Like a lot of researchers, Javiera’s researches was impacted by Covid-19. She notes “I couldn’t do lab work during lockdown, so a lot of my work couldn’t be publish.” It nonetheless did not prevent her to successfully completing her PhD, and then starts a postdoc in IPGP in summer 2020. “It has been challenging to finish my PhD, find a postdoc and move in Paris during a global pandemic.”

Javiera now works on the MYSTHIC program, a LabEx UnivEarthS funded project aiming to better understand the role and processes of geological carbon storage within the Earth’s carbon cycle. Indeed, most of the Earth’s carbon is stored inertly in the earth’s lithosphere.

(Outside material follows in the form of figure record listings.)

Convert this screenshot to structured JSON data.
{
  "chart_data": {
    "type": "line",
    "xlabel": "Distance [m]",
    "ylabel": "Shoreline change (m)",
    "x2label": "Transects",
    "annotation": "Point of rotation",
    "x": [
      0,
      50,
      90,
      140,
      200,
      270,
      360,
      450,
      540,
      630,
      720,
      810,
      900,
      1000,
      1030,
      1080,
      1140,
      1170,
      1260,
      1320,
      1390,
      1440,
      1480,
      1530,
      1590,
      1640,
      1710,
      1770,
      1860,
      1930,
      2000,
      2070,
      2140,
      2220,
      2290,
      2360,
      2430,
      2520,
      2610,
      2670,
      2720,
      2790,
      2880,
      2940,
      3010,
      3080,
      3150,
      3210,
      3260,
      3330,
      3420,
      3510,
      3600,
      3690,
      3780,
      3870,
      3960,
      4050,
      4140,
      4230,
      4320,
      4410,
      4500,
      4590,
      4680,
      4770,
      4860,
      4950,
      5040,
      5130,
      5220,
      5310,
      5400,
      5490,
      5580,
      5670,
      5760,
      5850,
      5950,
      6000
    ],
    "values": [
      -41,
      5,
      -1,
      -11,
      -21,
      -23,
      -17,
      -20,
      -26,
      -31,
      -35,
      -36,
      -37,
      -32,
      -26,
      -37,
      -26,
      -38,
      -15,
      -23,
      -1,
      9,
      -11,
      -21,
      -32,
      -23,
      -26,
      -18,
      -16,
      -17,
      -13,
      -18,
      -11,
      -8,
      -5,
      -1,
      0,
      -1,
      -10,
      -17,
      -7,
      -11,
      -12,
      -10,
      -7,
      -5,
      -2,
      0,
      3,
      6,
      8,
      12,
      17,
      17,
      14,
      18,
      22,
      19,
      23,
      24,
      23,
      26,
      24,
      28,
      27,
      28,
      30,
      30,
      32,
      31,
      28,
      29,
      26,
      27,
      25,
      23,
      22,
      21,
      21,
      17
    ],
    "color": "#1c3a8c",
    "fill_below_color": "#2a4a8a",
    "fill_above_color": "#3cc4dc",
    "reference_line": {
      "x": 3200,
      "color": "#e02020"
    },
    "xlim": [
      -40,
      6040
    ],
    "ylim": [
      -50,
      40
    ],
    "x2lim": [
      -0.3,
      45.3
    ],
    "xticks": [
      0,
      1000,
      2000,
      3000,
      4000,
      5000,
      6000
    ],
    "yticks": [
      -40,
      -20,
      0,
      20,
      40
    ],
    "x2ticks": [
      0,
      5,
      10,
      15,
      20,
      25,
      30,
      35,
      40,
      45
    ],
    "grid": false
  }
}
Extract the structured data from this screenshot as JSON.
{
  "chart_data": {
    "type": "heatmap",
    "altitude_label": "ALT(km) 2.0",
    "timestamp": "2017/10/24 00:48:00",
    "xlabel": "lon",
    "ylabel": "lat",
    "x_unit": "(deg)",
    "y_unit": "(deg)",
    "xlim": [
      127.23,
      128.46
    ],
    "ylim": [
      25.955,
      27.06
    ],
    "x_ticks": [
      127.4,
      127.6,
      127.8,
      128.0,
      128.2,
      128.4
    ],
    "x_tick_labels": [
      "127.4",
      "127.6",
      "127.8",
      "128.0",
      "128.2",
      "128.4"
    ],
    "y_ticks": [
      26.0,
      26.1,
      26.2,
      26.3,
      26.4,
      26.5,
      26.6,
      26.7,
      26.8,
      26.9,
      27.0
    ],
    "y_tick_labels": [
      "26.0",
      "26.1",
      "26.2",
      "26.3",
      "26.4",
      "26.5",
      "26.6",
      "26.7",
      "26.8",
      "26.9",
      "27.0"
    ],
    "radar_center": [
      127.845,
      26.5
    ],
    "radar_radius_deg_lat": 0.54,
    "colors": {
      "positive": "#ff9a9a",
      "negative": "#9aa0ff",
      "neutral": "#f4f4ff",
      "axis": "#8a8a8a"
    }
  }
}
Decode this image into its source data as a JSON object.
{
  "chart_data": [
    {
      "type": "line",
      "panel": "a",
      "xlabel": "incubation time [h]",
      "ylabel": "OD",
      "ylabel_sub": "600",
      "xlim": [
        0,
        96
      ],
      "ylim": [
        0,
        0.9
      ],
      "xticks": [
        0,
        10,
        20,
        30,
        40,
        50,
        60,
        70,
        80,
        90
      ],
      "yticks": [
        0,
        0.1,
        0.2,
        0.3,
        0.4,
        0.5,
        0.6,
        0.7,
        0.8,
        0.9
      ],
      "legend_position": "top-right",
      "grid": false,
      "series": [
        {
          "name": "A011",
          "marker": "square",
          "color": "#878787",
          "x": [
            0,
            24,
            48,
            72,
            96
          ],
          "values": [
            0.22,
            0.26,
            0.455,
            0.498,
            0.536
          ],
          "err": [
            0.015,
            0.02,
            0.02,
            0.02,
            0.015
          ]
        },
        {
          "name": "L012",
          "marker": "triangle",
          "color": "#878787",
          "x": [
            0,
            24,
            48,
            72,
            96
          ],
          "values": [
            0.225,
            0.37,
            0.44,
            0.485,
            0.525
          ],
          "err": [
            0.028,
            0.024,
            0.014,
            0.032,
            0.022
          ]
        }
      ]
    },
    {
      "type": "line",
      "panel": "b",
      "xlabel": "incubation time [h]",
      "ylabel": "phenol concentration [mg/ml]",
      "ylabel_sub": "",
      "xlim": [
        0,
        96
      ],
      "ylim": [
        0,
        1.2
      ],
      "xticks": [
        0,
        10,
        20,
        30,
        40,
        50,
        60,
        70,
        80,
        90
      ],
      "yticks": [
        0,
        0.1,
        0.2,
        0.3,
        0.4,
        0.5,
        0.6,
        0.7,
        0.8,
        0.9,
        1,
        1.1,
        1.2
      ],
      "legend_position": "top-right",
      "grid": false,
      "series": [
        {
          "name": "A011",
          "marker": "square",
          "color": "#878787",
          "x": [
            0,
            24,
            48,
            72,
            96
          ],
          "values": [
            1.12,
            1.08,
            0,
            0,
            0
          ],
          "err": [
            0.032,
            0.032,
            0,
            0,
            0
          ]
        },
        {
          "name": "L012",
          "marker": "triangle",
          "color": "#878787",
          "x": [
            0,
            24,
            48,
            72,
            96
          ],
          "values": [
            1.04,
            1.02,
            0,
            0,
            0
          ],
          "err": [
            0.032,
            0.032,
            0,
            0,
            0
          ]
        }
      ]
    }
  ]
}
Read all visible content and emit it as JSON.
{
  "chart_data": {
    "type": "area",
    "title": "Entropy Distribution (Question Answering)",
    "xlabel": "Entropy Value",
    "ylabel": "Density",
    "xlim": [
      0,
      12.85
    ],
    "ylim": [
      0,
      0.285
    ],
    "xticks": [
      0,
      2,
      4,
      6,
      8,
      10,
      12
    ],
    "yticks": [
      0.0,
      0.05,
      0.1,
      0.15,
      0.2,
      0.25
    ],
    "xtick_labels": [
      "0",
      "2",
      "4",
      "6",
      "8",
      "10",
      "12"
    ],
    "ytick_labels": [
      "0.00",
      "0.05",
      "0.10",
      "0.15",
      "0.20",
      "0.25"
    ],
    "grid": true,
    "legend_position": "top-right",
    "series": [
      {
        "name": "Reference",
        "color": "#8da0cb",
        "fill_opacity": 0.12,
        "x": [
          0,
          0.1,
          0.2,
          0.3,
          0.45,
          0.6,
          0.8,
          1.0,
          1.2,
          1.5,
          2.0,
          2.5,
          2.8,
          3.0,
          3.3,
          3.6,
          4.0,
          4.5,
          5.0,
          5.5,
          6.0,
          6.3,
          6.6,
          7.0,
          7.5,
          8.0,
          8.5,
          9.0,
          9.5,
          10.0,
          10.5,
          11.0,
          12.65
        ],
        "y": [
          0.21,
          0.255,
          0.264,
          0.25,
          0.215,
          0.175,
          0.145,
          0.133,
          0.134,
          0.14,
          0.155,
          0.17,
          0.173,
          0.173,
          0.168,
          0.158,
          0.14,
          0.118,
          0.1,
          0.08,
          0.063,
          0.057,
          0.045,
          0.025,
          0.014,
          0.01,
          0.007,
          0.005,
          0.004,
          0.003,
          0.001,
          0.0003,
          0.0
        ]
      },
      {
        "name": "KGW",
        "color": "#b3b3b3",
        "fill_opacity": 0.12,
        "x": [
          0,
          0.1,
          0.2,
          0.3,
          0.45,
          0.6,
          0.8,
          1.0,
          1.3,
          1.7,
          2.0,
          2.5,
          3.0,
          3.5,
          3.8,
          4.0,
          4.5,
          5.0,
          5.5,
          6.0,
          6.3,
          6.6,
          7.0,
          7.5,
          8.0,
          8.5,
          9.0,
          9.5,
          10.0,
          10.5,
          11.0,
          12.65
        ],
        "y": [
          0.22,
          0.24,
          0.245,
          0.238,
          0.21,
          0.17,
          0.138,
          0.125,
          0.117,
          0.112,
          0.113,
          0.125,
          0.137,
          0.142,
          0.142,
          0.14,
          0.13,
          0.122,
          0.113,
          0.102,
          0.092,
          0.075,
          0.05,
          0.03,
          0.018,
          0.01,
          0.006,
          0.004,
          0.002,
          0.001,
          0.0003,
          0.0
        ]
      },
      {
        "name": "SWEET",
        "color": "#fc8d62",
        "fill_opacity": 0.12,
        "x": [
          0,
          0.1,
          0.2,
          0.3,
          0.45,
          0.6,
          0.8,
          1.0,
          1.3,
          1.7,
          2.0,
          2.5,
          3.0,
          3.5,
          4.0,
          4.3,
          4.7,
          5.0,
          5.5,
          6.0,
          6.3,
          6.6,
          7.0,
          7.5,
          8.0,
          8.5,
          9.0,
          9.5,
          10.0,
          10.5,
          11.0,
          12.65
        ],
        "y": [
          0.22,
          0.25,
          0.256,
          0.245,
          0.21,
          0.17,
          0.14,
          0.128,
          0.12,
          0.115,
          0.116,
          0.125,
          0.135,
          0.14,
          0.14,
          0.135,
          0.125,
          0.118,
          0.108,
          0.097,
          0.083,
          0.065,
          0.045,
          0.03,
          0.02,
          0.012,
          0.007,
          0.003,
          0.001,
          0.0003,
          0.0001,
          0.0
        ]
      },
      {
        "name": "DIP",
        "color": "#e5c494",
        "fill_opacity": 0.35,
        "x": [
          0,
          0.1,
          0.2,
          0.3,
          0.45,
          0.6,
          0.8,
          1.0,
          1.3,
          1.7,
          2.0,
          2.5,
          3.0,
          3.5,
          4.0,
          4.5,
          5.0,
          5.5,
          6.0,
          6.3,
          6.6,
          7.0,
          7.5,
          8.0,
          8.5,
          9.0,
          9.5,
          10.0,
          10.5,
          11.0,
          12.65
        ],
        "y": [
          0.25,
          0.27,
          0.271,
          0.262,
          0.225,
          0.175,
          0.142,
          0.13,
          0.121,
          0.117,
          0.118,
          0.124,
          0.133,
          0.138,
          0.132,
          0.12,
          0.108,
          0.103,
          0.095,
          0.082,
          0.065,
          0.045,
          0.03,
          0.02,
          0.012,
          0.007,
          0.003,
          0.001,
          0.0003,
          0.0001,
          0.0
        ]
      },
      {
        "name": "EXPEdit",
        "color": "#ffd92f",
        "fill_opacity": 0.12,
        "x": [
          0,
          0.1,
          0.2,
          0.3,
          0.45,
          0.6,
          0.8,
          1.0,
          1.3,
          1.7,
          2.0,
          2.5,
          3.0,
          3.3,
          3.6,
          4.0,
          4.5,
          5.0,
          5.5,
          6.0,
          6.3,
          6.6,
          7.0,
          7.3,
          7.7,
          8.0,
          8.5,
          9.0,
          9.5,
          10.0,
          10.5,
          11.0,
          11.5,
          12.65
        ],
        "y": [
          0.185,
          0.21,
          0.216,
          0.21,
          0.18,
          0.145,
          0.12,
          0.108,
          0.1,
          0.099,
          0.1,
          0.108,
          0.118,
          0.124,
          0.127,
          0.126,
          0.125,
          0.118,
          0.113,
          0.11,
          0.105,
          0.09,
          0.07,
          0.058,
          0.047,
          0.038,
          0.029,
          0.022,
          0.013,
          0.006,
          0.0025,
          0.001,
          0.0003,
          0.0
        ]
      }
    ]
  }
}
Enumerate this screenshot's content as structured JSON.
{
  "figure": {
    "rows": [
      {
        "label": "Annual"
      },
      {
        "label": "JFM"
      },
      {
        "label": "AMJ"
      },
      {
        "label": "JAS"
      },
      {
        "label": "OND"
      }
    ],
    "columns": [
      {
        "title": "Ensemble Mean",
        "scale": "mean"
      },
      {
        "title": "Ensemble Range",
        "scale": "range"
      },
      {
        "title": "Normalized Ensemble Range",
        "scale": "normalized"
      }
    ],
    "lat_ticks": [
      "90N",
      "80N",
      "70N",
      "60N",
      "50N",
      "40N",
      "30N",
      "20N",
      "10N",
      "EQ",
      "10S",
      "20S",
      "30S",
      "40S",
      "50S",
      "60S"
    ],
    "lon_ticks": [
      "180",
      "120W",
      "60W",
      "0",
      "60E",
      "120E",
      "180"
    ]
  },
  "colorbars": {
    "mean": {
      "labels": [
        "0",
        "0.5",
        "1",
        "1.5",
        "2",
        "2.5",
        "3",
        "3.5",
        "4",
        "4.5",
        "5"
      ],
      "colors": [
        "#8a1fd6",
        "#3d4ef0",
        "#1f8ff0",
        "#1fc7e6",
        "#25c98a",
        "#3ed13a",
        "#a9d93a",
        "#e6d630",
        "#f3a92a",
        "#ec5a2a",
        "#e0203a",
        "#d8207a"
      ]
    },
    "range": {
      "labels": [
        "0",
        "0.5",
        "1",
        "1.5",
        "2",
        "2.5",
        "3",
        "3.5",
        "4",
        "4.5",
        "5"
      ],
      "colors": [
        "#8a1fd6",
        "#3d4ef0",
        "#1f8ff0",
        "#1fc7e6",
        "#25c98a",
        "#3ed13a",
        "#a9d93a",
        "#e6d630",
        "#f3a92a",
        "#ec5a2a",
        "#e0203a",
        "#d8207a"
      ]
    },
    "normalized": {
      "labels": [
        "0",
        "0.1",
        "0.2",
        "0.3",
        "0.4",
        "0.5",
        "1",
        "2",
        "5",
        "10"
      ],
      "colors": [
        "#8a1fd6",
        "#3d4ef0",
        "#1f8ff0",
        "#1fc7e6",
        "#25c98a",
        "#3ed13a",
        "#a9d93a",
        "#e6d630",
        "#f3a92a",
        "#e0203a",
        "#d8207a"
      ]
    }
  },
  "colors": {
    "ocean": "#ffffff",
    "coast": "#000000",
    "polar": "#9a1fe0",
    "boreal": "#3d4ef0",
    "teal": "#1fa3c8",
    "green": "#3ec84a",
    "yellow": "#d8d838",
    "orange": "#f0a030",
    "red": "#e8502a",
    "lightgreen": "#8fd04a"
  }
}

But the geologic component of the carbon cycle operates slowly in comparison to the other parts of the global carbon cycle. It is one of the most important determinants of the amount of carbon in the atmosphere, and thus of global temperatures. « It was also not very well known » Javiera adds.

The Himalaya is a unique, active natural laboratory to study carbon fluxes and emissions associated with mountain formation. At the frontier between petrology, geochemistry and geomicrobiology, MYSTHIC aims at evaluating the storage and mobility of carbon and its impact on endoterrestrial biological activity and carbon emissions, linking current processes to unconstrained (bio)geochemical cycles through geological times.